What is wrong with the following proof: Theorem Quark transformation is impossible. Proof: Assume a quark can transform. A particular quark exists: top and this transforms into an anti-b quark while emitting a W-. Then the intermediate state exists: t-anti-b-W- / t-W-anti-b. This is impossible since a t quark is a fundamental particle. Similar reasoning holds for the other qaurks and antiquarks. Alternatively this is circumventable by assuming there is no intermediate state: the t exists and the next instant (one planck time) the W- and anti-b exists. Then there is no causal link between the t and anti-b so the reaction couldn't have happened. QED.
This sounds like another case of Zeno's Paradox. If everything is instant, and there's nothing between, then nothing can ever happen to anything, anywhere. Here's an idea to chew on: Quarks, though fundamental, do interact with other particles (neutrinos, for example). A particle interaction can lead to a quark transformation without an intermediate stage. Here's another idea to chew on: What you are grappling with is a very broad problem that strikes at the very heart of the incompatibility between QM and GR. If discrete particles of zero size interact, you get infinities. That's where string theory come in. Fundamental particles are comprised of 1-dimensional strings, whose interacting cross sections make these impossible transitions possible.
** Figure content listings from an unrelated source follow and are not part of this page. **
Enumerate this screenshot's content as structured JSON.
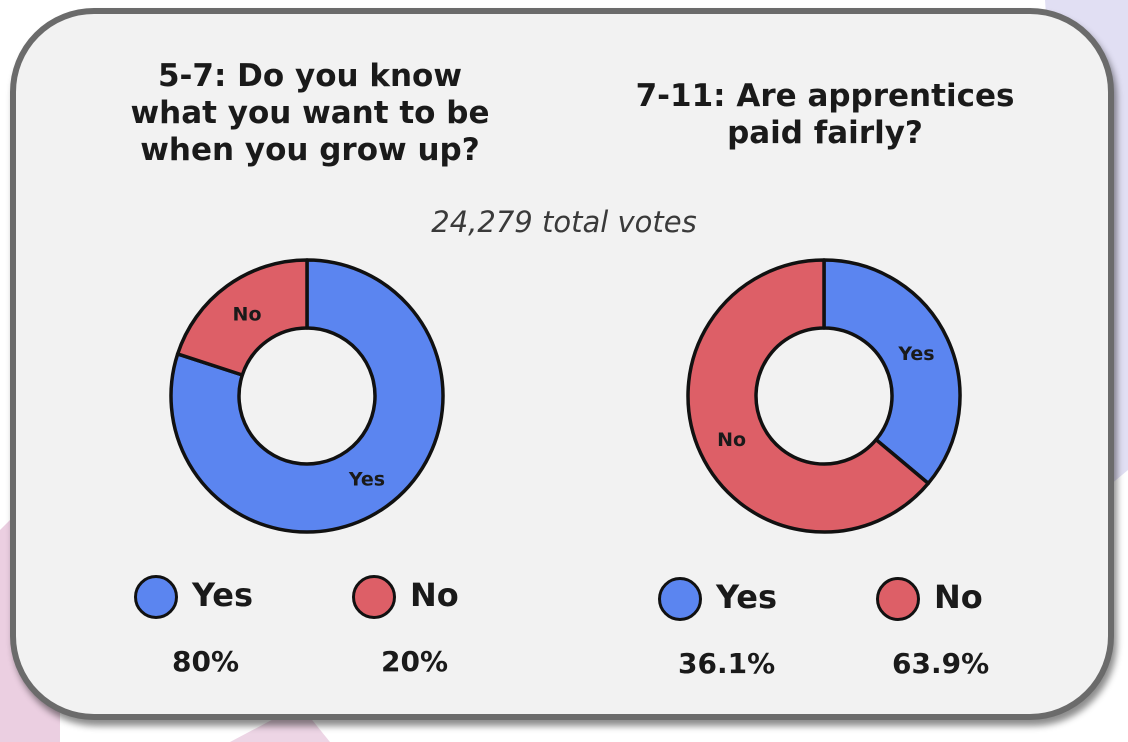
{
  "votes_text": "24,279 total votes",
  "colors": {
    "yes": "#5b85f0",
    "no": "#dd5f67",
    "background": "#f2f2f2",
    "border": "#6b6b6b"
  },
  "chart_data": [
    {
      "type": "pie",
      "style": "donut",
      "title": "5-7: Do you know\nwhat you want to be\nwhen you grow up?",
      "categories": [
        "Yes",
        "No"
      ],
      "values": [
        80,
        20
      ],
      "units": "%",
      "colors": [
        "#5b85f0",
        "#dd5f67"
      ],
      "slice_labels": [
        "Yes",
        "No"
      ],
      "legend": [
        {
          "label": "Yes",
          "value_text": "80%"
        },
        {
          "label": "No",
          "value_text": "20%"
        }
      ],
      "legend_position": "bottom"
    },
    {
      "type": "pie",
      "style": "donut",
      "title": "7-11: Are apprentices\npaid fairly?",
      "categories": [
        "Yes",
        "No"
      ],
      "values": [
        36.1,
        63.9
      ],
      "units": "%",
      "colors": [
        "#5b85f0",
        "#dd5f67"
      ],
      "slice_labels": [
        "Yes",
        "No"
      ],
      "legend": [
        {
          "label": "Yes",
          "value_text": "36.1%"
        },
        {
          "label": "No",
          "value_text": "63.9%"
        }
      ],
      "legend_position": "bottom"
    }
  ]
}
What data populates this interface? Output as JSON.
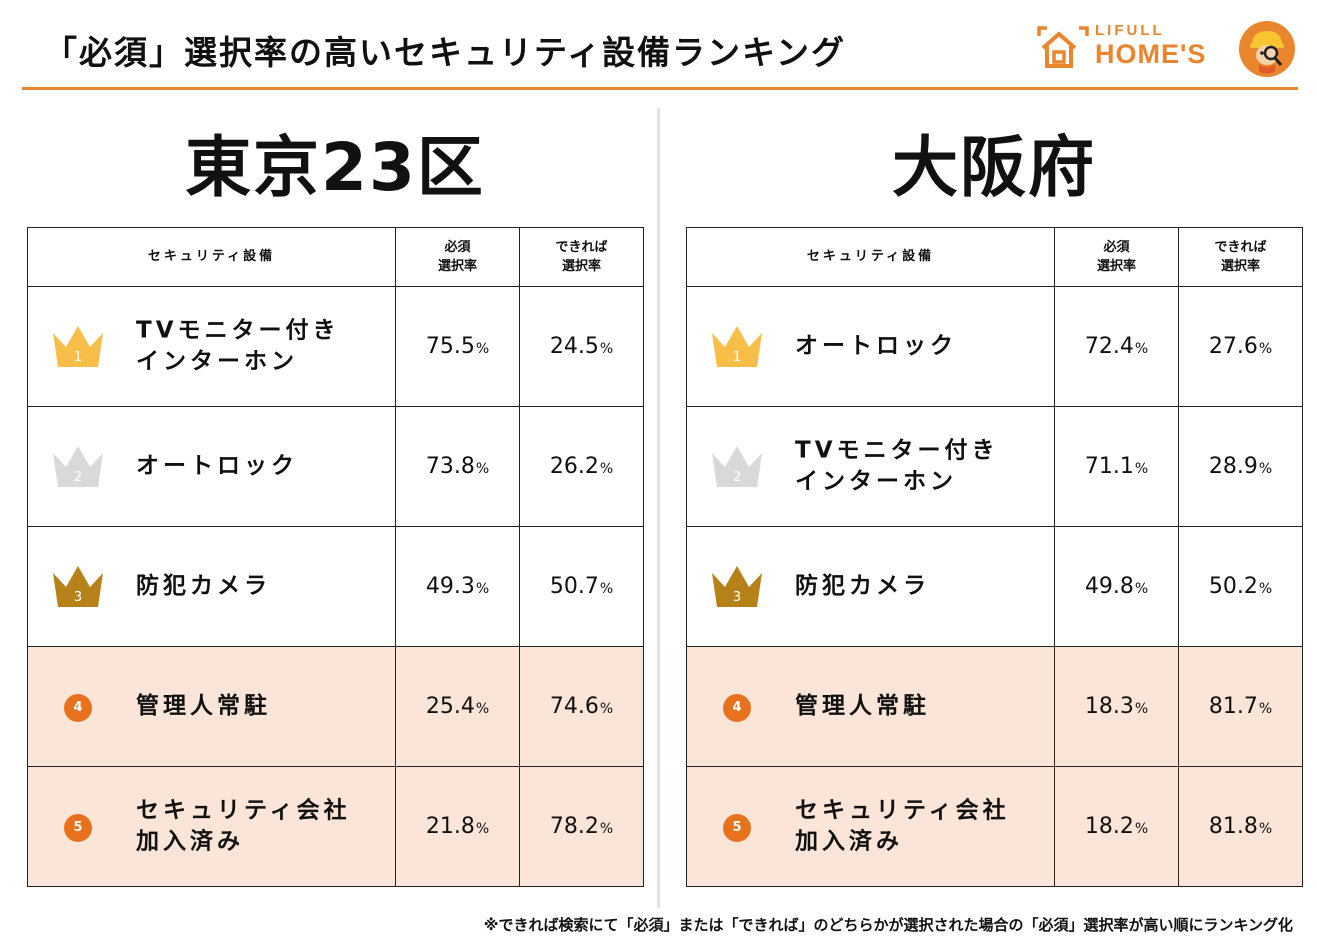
{
  "title": "「必須」選択率の高いセキュリティ設備ランキング",
  "logo": {
    "line1": "LIFULL",
    "line2": "HOME'S"
  },
  "footnote": "※できれば検索にて「必須」または「できれば」のどちらかが選択された場合の「必須」選択率が高い順にランキング化",
  "colors": {
    "accent": "#e8852d",
    "gold": "#f7bf4a",
    "silver": "#d9d9d9",
    "bronze": "#b78119",
    "rank_circle": "#e8711d",
    "highlight_row": "#fbe5d8"
  },
  "chart_data": [
    {
      "type": "table",
      "title": "東京23区",
      "headers": {
        "facility": "セキュリティ設備",
        "required": "必須\n選択率",
        "preferred": "できれば\n選択率"
      },
      "unit": "%",
      "rows": [
        {
          "rank": 1,
          "rank_label": "1",
          "facility": "TVモニター付き\nインターホン",
          "required": "75.5",
          "preferred": "24.5",
          "style": "crown-gold"
        },
        {
          "rank": 2,
          "rank_label": "2",
          "facility": "オートロック",
          "required": "73.8",
          "preferred": "26.2",
          "style": "crown-silver"
        },
        {
          "rank": 3,
          "rank_label": "3",
          "facility": "防犯カメラ",
          "required": "49.3",
          "preferred": "50.7",
          "style": "crown-bronze"
        },
        {
          "rank": 4,
          "rank_label": "4",
          "facility": "管理人常駐",
          "required": "25.4",
          "preferred": "74.6",
          "style": "circle"
        },
        {
          "rank": 5,
          "rank_label": "5",
          "facility": "セキュリティ会社\n加入済み",
          "required": "21.8",
          "preferred": "78.2",
          "style": "circle"
        }
      ]
    },
    {
      "type": "table",
      "title": "大阪府",
      "headers": {
        "facility": "セキュリティ設備",
        "required": "必須\n選択率",
        "preferred": "できれば\n選択率"
      },
      "unit": "%",
      "rows": [
        {
          "rank": 1,
          "rank_label": "1",
          "facility": "オートロック",
          "required": "72.4",
          "preferred": "27.6",
          "style": "crown-gold"
        },
        {
          "rank": 2,
          "rank_label": "2",
          "facility": "TVモニター付き\nインターホン",
          "required": "71.1",
          "preferred": "28.9",
          "style": "crown-silver"
        },
        {
          "rank": 3,
          "rank_label": "3",
          "facility": "防犯カメラ",
          "required": "49.8",
          "preferred": "50.2",
          "style": "crown-bronze"
        },
        {
          "rank": 4,
          "rank_label": "4",
          "facility": "管理人常駐",
          "required": "18.3",
          "preferred": "81.7",
          "style": "circle"
        },
        {
          "rank": 5,
          "rank_label": "5",
          "facility": "セキュリティ会社\n加入済み",
          "required": "18.2",
          "preferred": "81.8",
          "style": "circle"
        }
      ]
    }
  ]
}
I don't think I'll get away with believing quark transformations being impossible. But quark transformations violate Quark Conservation, which I think holds.
The causal link is that the weak interaction created a W- boson, simultaneously changing the top quark into an anti-bottom.
Why should there not be a transitional state, just as there is during the absorption of a photon by an electron in an atom? In that case, one uses the time-dependent form of the Schrödinger equation to model the change from one electron orbital state to another over a finite (though very short) period of time, under the perturbing influence of the electric vector of the photon's wave. Nobody contends it is instantaneous. No doubt the QM of quark interactions will be a lot less well developed, since it is very hard to do experiments that get at the underlying process, but that does not mean such processes do not occur.
I had started using the same example - a photon being absorbed by an electron and jumping to an excited state, but I realized that's not the same thing as a particle changing into another particle, so I didn't complete it. But I agree with you - in QM, everything is mediated by particles. No reason why one quark couldn't change into another by absorbing or emitting a particle.
I don't see what is wrong with the analogy. A photon is a particle constituted by a disturbance in the EM field, whereas other particles are disturbances in other fields. At all events, none of these interactions between QM entities is modelled as instantaneous, which was really my point. Things evolve into other things via a transitional process that can in principle be described mathematically.
There's nothing in between says the Feynman diagram. It also says the reaction happens instantaneously.
Can you show me a source for your claim that the processes depicted in a Feynman diagram occur instantaneously? I think you have made this up and that it is not true.
It looks more or less like this (time goes left-right, space goes up-down): ……………..._______>W- t >_____| ……………..|_______<anti-b just with the up-down line contracted into a vertex and the dots deleted.
There is a law of conservation of mechanical energy. In the quark transformation process mechanical energy is destroyed and a different kind of mechanical energy is created.
I know what a Feynman diagram looks like. My point is that the diagram on its own says nothing about the time taken for the changes depicted to take place. So where do you get this idea that the changes must be instantaneous? Other quantum interactions e.g. those between electrons and phtons, are not. So what makes you think that these processes are?
Don't know if this will help: "the top quark has a very short lifetime".....bottom of page 2 Top quark pair decays......Figure 3 http://mafija.fmf.uni-lj.si/seminar/files/2011_2012/Seminar_-_Top_Quark-1.pdf
There is an error in my posts: "anti-b" must be replaced by "b". Feynman diagrams are for counting the number of ways an interaction can happen so I don't think it is accurate in the time taken for an interaction. All interactions should take a finite time to happen because space must do a computation first.